Interfaced Diagnostic Equipment
A hospital was hacked via a backdoor security flaw in their diagnostic laboratory equipment. The massive amount of PHI in these data systems was a goldmine for the hackers but the hospital had to pay out millions in fines due to the data-breach. Total financial impact was in the hundreds of millions of dollars in fines, remediation, patient churn and brand damage.
Doctrly determined that the only required fields were Patient Name and Patient ID. All remaining 37 patient demographics fields (including Mother’s Maiden Name, Marital Status and Drivers License Number) were not required for the LIS to properly interact with Cerner EHR. Doctrly now redacts all sensitive demographics fields across their entire ACO network in real-time.
Laptops and Thumb Drives
A large hospital system hired a nationally recognized consulting firm to do financial analysis on 2 clinical profit centers. The consultants weren’t allowed to take laptops home, as a result of security policies. In order to circumvent the security policies, a consultant downloaded patient data to a thumb drive to work on at home over the weekend. Unfortunately, the thumb drive was lost and 15,000 patient records were breached.

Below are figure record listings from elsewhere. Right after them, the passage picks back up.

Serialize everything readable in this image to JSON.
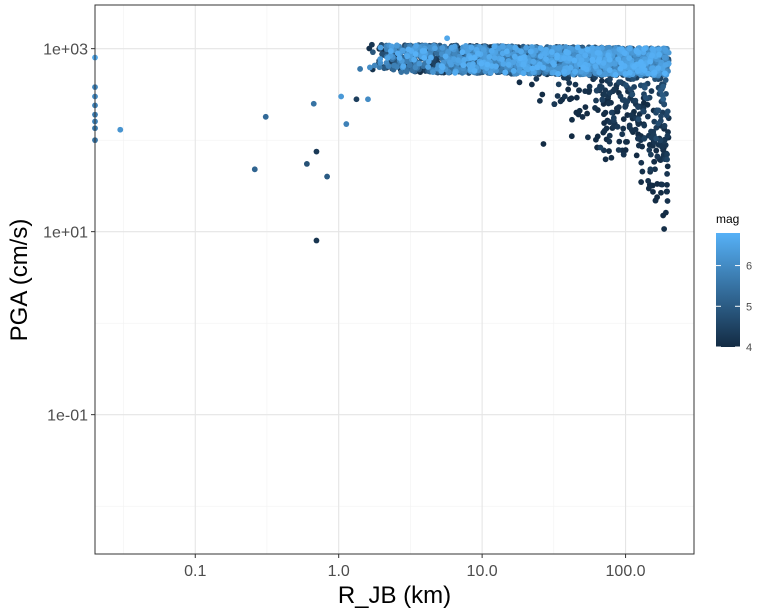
{
  "chart_data": {
    "type": "scatter",
    "xlabel": "R_JB (km)",
    "ylabel": "PGA (cm/s)",
    "x_scale": "log",
    "y_scale": "log",
    "xlim": [
      0.02,
      300
    ],
    "ylim": [
      0.003,
      3000
    ],
    "x_ticks": [
      {
        "value": 0.1,
        "label": "0.1"
      },
      {
        "value": 1,
        "label": "1.0"
      },
      {
        "value": 10,
        "label": "10.0"
      },
      {
        "value": 100,
        "label": "100.0"
      }
    ],
    "y_ticks": [
      {
        "value": 0.1,
        "label": "1e-01"
      },
      {
        "value": 10,
        "label": "1e+01"
      },
      {
        "value": 1000,
        "label": "1e+03"
      }
    ],
    "grid": true,
    "color_variable": "mag",
    "legend": {
      "title": "mag",
      "placement": "right",
      "min": 4,
      "max": 6.8,
      "ticks": [
        {
          "value": 4,
          "label": "4"
        },
        {
          "value": 5,
          "label": "5"
        },
        {
          "value": 6,
          "label": "6"
        }
      ],
      "low_color": "#132B43",
      "high_color": "#56B1F7"
    },
    "points": [
      {
        "x": 0.02,
        "y": 800,
        "mag": 6.6
      },
      {
        "x": 0.02,
        "y": 380,
        "mag": 5.9
      },
      {
        "x": 0.02,
        "y": 300,
        "mag": 6.0
      },
      {
        "x": 0.02,
        "y": 240,
        "mag": 5.8
      },
      {
        "x": 0.02,
        "y": 190,
        "mag": 5.7
      },
      {
        "x": 0.02,
        "y": 160,
        "mag": 5.8
      },
      {
        "x": 0.02,
        "y": 135,
        "mag": 5.6
      },
      {
        "x": 0.02,
        "y": 100,
        "mag": 5.5
      },
      {
        "x": 0.03,
        "y": 130,
        "mag": 6.2
      },
      {
        "x": 0.26,
        "y": 48,
        "mag": 5.2
      },
      {
        "x": 0.31,
        "y": 180,
        "mag": 5.3
      },
      {
        "x": 0.6,
        "y": 55,
        "mag": 4.8
      },
      {
        "x": 0.67,
        "y": 250,
        "mag": 5.5
      },
      {
        "x": 0.7,
        "y": 75,
        "mag": 4.3
      },
      {
        "x": 0.7,
        "y": 8,
        "mag": 4.2
      },
      {
        "x": 0.83,
        "y": 40,
        "mag": 5.0
      },
      {
        "x": 1.04,
        "y": 300,
        "mag": 6.3
      },
      {
        "x": 1.13,
        "y": 150,
        "mag": 5.8
      },
      {
        "x": 1.33,
        "y": 280,
        "mag": 4.4
      },
      {
        "x": 1.41,
        "y": 600,
        "mag": 5.6
      },
      {
        "x": 1.6,
        "y": 280,
        "mag": 6.0
      },
      {
        "x": 4.4,
        "y": 800,
        "mag": 6.7
      },
      {
        "x": 5.7,
        "y": 1300,
        "mag": 6.6
      },
      {
        "x": 6.8,
        "y": 750,
        "mag": 6.5
      },
      {
        "x": 8.0,
        "y": 780,
        "mag": 6.6
      },
      {
        "x": 9.3,
        "y": 850,
        "mag": 6.4
      }
    ],
    "cloud_generation": {
      "n": 3200,
      "x_range": [
        1.6,
        200
      ],
      "seed": 7
    }
  }
}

Using Doctrly, the hospital system implemented an automated data redaction system to ensure future consultants do not have access to any PII except for a Patient Identifier. Financial consultants don’t require access to any other piece of identifying information.
3rd Party Software
A California-based hospital group wanted to use a Continuity of Care Application to help reduce patient readmissions after a patient’s hospital discharge. The hospital’s IT department determined the new software wasn’t worth the data-security risk, so the deal never moved forward.

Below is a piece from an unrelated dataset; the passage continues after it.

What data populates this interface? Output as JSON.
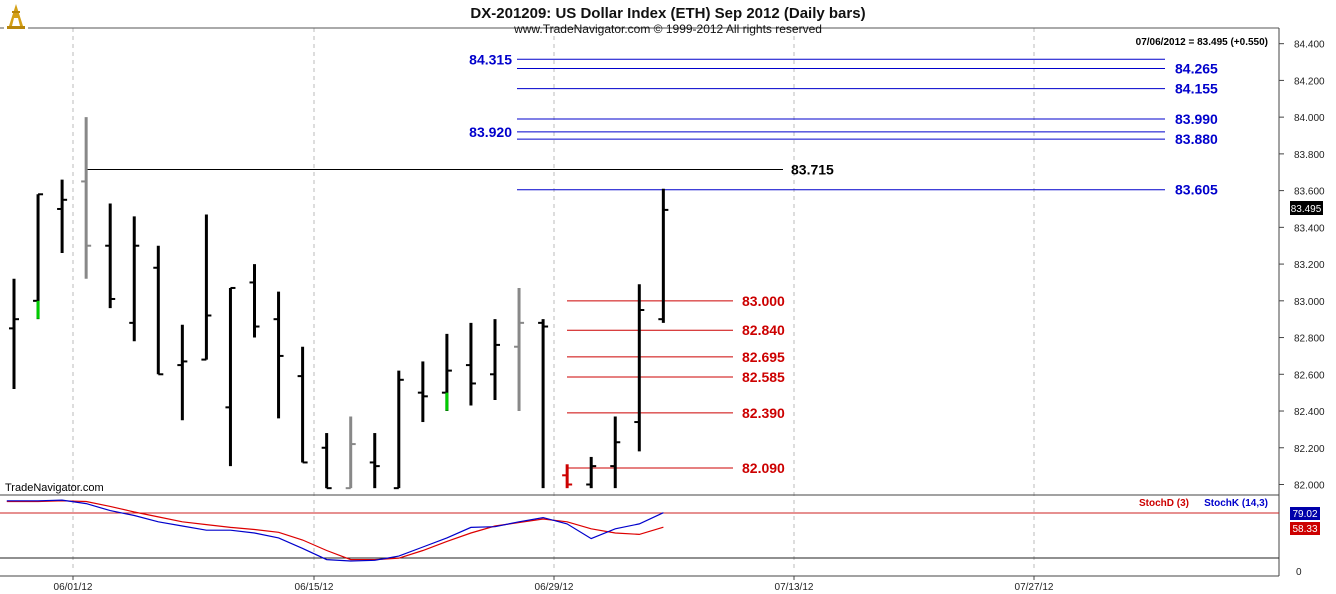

The IT department, using Epic EHR, told the Software company that it would get access to the hospital via Epic’s App Orchard. Using Doctrly (a partner with Epic), the hospital’s IT department was able to filter which specific PHI fields the application received. In this case, they were only to receive a Patient ID number, First Name and Primary Diagnosis code during the patient’s inpatient visit - and nothing else. The IT department was satisfied that nothing of significant value was being transmitted to the application and the Continuity of Care application went live. Subsequent readmissions were reduced by 23%.